The process included totally remodeling two rental units: new kitchens, new baths, new tile, refinished floors, new plumbing, new electrical, new windows, new appliances and a repaired roof.

I mentioned my project to a realtor who is in the business of buying properties, fixing them up and selling them for a profit.

When I told him what I paid without asking one question about the scope of the work or the quality of the execution he exclaimed "you paid too much! Next time let me look at the quotes."

I was a little disappointed he didn't want to talk shop. I thought he'd benefit from the referral of my contrator.

Leases expire in Chicago every April and September. I wanted to get my units ready for rental by October 1. I was working under an extremely tight deadline. I found a contractor that has 40 rental units of his own. He knows the business.
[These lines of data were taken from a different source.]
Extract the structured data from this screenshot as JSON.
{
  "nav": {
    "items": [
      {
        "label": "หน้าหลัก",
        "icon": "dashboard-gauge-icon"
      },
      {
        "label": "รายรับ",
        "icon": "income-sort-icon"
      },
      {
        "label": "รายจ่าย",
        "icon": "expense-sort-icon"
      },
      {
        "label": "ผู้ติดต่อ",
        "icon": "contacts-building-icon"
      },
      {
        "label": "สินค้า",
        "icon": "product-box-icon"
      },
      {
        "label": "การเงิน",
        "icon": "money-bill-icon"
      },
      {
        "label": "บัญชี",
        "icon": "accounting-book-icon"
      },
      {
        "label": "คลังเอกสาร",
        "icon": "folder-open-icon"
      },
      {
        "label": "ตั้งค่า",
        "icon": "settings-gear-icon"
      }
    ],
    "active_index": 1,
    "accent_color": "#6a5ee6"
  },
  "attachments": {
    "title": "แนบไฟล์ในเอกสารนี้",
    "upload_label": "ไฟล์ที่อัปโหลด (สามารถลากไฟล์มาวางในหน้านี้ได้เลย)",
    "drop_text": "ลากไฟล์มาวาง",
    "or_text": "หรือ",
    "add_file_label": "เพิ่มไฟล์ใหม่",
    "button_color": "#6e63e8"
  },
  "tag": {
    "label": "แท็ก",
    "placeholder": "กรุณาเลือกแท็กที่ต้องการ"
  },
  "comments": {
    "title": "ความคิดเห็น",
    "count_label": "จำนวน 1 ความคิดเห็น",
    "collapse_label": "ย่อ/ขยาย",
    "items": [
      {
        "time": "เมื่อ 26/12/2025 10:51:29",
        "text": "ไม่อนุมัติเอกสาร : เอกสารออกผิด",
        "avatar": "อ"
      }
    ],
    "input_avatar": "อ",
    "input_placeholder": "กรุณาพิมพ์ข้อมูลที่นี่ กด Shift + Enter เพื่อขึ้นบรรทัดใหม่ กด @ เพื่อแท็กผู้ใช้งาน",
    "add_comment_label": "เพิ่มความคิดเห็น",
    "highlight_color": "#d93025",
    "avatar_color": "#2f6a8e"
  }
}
When I met the electrician, the plumber and the carpenter, I realized right away these people were not laborers, they are craftsmen. They took pride in the work. They described every challenge, pointed out every detail and proudly discussed their solutions with me. The team was mindful of my budget and time constraint. They made low cost decisions where they could never compromising on quality.

Sure, the General Contractor made a little profit by coordinating and managing the team of contractors. He had best recommendations for all my challenges and had a team that could produce the work based on past, proven success. There's tremendous value to that and he earned his markup.

I wish my realtor friend would've discussed the process with me a little bit. Sure, I could have probably paid less. I could have taken their bids and had other contractors under bid them.

I choose not to do business that way. I may have paid a little more but gained more in some areas and received more value in others. I received more benefit than I can measure.

I will use this contractor again and again.

No, I did not pay the cheapest price.